The Pope of Justice and the Year of Mercy

The Pope of Justice and the Year of Mercy May 30, 2016

(The Logo for the Jubilee Year of Mercy. Source: Youtube, Labelled for Reuse).
(The Logo for the Jubilee Year of Mercy. Source: Youtube, Labelled for Reuse).

Pope Francis—pontifex maximus of cheap grace and haphazard forgiveness, the kind of bishop who would’ve asked the deacons to hand over the holy books during a Roman persecution, or really would do whatever the authorities demand—in short, he’s bowed to the world, remitting sins like some Galilean lunatic or something. Or so the story goes.

Cheap grace commanded and dispensed through Amoris Laetitia and the Jubilee Year of Mercy are not, however, the hallmarks of the Franciscan pontificate. No. Justice is his emphasis. From his attacks on the ‘throwaway culture’ to his condemnation of environmental degradation to his ever-evident concern for the poor and marginalized, ours is a pope discontented, even righteously indignant, at the injustices perpetrated by the structures Dorothy Day once decried so forcefully: “We need to change the system. We need to overthrow, not the government, as the authorities are always accusing the Communists of conspiring to teach to do, but this rotten, decadent, putrid industrial capitalist system which breeds such suffering in the whited sepulcher of New York.”

In his introduction to her autobiography, Fr. Daniel Berrigan, S.J. draws attention to the centrality of justice to Day’s program, despite the fact that her life was spent mostly enacting works of mercy, corporal and spiritual, or practicing what she called the three sorts of labor: manual, intellectual, and spiritual:

Granted the evil, it was a world to be won; people need not die as they had lived; the word of salvation, the daily bread were at hand. And this was the task; bread and truth must make the rounds […] But let tomorrow take care of itself; it was today’s hunger that must be met. Let us meet it. Let us multiply ourselves, in the youth, the workers, the poor, the street people, the excluded. All have the truth to offer; all can multiply the bread, bake it, break it, and pass it on.

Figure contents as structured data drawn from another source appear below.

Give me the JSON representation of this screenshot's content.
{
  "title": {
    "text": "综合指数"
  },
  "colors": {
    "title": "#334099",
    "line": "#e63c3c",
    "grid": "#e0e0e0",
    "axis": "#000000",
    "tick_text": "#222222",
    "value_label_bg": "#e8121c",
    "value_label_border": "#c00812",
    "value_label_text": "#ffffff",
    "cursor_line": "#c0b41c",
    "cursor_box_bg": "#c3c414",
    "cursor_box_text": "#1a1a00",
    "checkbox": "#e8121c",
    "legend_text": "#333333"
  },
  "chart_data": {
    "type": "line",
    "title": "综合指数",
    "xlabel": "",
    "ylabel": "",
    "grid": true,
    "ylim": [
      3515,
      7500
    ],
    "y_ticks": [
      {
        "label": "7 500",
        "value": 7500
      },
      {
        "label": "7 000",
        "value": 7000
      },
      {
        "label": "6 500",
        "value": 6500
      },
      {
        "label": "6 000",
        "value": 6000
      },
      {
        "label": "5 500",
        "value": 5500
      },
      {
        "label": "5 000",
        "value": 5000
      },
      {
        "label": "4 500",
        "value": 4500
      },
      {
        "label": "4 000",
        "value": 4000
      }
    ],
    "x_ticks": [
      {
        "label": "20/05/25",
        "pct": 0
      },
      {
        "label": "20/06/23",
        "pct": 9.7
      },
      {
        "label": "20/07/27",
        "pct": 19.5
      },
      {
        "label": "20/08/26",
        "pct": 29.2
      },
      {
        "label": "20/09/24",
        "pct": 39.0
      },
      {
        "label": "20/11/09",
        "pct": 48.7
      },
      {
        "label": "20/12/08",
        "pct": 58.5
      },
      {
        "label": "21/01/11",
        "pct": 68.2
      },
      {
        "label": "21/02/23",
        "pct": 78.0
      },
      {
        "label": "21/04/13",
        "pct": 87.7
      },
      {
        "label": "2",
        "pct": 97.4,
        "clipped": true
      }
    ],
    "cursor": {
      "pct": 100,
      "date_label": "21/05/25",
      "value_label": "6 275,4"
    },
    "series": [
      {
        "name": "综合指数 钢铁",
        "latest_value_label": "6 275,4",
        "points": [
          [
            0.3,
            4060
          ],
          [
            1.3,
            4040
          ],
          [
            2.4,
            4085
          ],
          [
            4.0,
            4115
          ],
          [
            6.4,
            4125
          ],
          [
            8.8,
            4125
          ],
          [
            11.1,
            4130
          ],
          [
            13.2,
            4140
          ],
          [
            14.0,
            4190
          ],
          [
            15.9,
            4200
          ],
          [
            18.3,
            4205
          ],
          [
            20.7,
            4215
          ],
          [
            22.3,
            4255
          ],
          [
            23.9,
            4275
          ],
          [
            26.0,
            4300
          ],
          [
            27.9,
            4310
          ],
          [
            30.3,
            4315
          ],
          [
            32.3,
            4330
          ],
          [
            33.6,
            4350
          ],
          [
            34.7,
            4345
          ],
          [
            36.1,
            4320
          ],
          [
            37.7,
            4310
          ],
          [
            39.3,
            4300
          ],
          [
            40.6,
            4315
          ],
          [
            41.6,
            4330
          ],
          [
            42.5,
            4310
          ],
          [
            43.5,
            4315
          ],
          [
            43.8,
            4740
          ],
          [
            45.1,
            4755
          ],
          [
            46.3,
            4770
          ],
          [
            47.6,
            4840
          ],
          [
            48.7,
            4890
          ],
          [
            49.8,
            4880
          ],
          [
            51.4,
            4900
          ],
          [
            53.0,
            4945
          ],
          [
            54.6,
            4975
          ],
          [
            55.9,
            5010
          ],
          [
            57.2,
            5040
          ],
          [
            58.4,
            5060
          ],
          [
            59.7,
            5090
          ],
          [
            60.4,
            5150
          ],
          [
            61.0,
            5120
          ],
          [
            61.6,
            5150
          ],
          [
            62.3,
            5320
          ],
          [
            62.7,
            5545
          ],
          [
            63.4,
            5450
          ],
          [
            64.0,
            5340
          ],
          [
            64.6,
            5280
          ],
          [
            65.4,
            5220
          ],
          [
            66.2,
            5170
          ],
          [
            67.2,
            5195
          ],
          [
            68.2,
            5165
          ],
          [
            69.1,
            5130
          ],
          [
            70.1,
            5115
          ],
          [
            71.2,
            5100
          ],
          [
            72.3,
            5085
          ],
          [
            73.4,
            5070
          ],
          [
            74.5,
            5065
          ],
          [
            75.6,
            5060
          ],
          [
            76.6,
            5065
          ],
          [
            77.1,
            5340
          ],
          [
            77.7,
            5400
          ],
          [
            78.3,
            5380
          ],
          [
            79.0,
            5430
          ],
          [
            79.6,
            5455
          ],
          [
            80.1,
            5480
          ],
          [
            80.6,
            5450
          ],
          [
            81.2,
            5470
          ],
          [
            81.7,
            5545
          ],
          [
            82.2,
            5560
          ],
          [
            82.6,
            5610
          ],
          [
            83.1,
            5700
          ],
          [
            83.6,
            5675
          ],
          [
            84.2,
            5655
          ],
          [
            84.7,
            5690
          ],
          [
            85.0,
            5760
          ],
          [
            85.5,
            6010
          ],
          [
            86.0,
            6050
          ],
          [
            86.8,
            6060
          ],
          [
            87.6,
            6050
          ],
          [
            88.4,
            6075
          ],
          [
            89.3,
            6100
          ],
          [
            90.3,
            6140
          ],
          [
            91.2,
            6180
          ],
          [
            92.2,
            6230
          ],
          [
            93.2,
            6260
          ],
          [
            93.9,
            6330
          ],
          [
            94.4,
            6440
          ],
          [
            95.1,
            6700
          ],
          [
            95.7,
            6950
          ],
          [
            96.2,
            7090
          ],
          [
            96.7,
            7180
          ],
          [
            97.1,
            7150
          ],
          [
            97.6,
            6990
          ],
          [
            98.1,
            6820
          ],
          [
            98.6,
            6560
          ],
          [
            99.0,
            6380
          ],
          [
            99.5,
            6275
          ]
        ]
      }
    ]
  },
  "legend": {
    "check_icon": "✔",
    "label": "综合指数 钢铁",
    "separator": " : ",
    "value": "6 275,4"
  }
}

Pope Francis does not seem all that different to me. He knows that justice and mercy are inseparable, that in our fallen tongue, God is both justice and mercy. Forgiveness is necessary even of the exploiters, and yet justice demands they convert from oppressors into servants. The poor cry out not just for the mercy of God’s forgiveness, but for the justice of His love.

Perhaps this is why the pope confuses so many, because they cannot envision such a union of justice and mercy, such forgiveness freely granted to softened hearts, previously in the business of oppressing the poor. This Year of Mercy is vital precisely because the pope’s emphasis is justice; it is not merely the furthering of a cheap grace, but the necessary negation in the dialectic of his purificatory spirit. Though he is too humble to admit it, we might best characterize his mission as a continuation of his own characterization of St. Francis of Assisi in Laudato Si’:

He loved, and was deeply loved for his joy, his generous self-giving, his openheartedness. He was a mystic and a pilgrim who lived in simplicity and in wonderful harmony with God, with others, with nature and with himself. He shows us just how inseparable the bond is between concern for nature, justice for the poor, commitment to society, and interior peace.